搭載するエンジンは、最高出力24ps/最大トルク2.3kgf・mを発揮する249ccの水冷4ストローク単気筒。低回転域から高回転域まで扱いやすい出力特性とすることで、オンからオフまで幅広いシーンに対応させています。
また、直径41mmの正立フォークにはフォークブーツも装備。クラシカルな外観に貢献すると共に、ダート走行ではフォークのインナーパイプを飛石や泥から守る役割も果たします。
前述の通り、筆者はフルカウルのスポーツバイク好き。650cc・4気筒のCBR650Rで、ツーリングからサーキットのスポーツ走行まで、主にオンロードでの走りを楽しんでいます。
一方、CL250なら、街乗りからツーリングまで対応する上、オフロードでもフラットなダートならこなせそうなことがポイント。さすがに、樹木が立ち並び、起伏も激しいハードな林道などは難しいでしょうが、ある度は道を選ばず、気軽にライディングできそうな感じですね。メインバイクのCBR650Rに加え、より軽くコンパクトなことで普段の足に使え、オフロードも走れるCL250をセカンドバイクに持てたら最高でしょうね。
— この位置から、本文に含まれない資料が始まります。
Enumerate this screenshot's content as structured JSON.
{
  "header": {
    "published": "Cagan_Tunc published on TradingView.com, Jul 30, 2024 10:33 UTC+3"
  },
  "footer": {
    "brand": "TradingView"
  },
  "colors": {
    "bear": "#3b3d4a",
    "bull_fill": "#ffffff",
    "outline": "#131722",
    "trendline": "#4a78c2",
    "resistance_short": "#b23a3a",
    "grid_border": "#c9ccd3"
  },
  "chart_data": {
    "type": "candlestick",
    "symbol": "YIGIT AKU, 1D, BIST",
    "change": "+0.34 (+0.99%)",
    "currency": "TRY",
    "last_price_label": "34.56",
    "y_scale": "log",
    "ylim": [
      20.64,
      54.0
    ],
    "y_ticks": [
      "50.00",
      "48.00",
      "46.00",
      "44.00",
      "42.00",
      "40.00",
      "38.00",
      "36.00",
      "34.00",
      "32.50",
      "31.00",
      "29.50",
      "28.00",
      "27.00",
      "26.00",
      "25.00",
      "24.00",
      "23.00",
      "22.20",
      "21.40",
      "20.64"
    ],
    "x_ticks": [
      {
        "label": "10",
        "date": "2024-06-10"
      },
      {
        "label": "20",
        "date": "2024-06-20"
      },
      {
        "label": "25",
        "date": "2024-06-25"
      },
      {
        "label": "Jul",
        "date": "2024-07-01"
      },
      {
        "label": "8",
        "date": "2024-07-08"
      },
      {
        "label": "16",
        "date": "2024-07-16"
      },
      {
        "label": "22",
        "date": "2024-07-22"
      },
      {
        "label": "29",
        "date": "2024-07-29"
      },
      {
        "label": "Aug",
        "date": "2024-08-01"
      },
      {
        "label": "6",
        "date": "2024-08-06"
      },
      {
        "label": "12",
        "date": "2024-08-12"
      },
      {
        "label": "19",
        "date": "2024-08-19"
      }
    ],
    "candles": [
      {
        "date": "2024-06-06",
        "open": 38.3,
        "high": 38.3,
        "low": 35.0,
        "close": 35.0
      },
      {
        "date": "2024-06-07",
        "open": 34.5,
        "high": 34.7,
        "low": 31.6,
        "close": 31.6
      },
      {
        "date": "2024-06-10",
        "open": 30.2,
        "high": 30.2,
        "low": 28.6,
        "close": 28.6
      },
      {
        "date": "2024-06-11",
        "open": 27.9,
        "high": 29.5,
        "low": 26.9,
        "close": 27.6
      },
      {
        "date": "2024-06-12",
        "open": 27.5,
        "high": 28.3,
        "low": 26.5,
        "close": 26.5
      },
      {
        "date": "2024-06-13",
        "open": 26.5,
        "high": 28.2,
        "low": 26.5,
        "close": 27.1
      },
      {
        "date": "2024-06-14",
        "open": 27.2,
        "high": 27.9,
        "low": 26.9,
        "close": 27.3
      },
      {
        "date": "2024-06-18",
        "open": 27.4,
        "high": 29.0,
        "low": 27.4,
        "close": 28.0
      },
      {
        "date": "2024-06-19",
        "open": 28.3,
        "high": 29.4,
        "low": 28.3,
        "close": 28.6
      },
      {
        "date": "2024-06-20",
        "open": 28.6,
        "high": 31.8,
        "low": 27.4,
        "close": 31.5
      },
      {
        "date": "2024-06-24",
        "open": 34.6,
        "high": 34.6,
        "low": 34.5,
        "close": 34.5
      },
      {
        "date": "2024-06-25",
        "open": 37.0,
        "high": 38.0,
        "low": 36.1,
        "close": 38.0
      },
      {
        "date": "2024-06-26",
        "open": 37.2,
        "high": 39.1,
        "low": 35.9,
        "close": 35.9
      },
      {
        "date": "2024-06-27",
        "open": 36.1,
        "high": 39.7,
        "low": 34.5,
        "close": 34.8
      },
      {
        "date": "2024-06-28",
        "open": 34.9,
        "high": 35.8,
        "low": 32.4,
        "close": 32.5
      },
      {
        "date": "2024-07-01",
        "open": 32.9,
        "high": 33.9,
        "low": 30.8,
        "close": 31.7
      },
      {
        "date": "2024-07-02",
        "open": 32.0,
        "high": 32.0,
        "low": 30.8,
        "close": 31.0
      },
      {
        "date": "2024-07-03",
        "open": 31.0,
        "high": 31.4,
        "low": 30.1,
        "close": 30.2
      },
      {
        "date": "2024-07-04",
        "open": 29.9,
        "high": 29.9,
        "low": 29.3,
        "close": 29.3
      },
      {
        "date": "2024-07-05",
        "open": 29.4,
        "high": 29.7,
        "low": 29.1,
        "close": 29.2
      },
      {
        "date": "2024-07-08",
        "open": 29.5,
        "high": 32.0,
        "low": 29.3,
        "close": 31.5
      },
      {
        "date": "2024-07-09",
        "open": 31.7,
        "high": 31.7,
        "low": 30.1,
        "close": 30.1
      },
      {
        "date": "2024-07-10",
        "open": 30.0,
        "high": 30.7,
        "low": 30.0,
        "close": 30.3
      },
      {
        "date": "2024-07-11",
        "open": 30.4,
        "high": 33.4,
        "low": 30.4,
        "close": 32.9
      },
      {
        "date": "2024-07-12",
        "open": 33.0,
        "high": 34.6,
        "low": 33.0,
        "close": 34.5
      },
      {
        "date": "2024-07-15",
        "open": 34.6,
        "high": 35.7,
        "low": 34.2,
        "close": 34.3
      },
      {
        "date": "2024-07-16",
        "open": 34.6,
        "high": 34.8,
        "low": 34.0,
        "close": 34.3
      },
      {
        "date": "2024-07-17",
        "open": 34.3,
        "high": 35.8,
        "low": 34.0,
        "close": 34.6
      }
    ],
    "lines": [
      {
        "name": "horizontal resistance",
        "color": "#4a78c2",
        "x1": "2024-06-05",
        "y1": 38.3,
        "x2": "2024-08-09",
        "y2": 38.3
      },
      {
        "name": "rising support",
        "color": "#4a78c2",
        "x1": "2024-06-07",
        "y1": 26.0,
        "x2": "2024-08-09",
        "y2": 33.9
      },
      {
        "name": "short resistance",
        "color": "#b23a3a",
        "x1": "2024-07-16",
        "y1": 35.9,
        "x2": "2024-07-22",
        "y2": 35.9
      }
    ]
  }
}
価格(税込)は62万1500円。2023年5月18日(木)に発売される予定です。
●5位:ヤマハ・XSR125(市販予定アクセサリー装着車)
ヤマハが市販予定車として参考出品した原付二種のネイキッド「XSR125」も、セカンドバイク的に乗れれば最高だなと思う1台。
ショーでは、スタンダード仕様に加え、同じく市販予定のアクセサリー装着車も並んでおり、そのカフェレーサー的スタイルが楽しそうで選んでみました。
XSRは、レトロなスタイルに最新テクノロジーを融合した、ヤマハがヘリテージスポーツと呼ぶシリーズ。900ccの「XSR900」や700ccの「XSR700」がありますが、XSR125はそれらの125cc版となります。
国内仕様の詳細なスペック、価格や発売時期などは未発表ですが、シリーズ共通のクラシカルなスタイルは、かなりいい感じ。しかも、ビキニカウルやカスタムシートなどのアクセサリーを装着した仕様は、街中にかなりフィットしそうです。
これをベースに、自分好みのカスタムを施して遊ぶのも楽しそう。原付二種バイクならではの取り回しや小回りの良さも魅力ですし、お値段次第では欲しくなってしまいそうな1台です(結局、今回紹介した5台全部が欲しいんですけどね)。
いかがでしたか? 新型モデルって、実際に買えるかどうかは別として、こんな乗り方やあんな走りができそうなど、いろいろ妄想するだけでも楽しくなってしまうものですよね。皆さんも、自分流の新型ベストランキングを選んでみて下さい。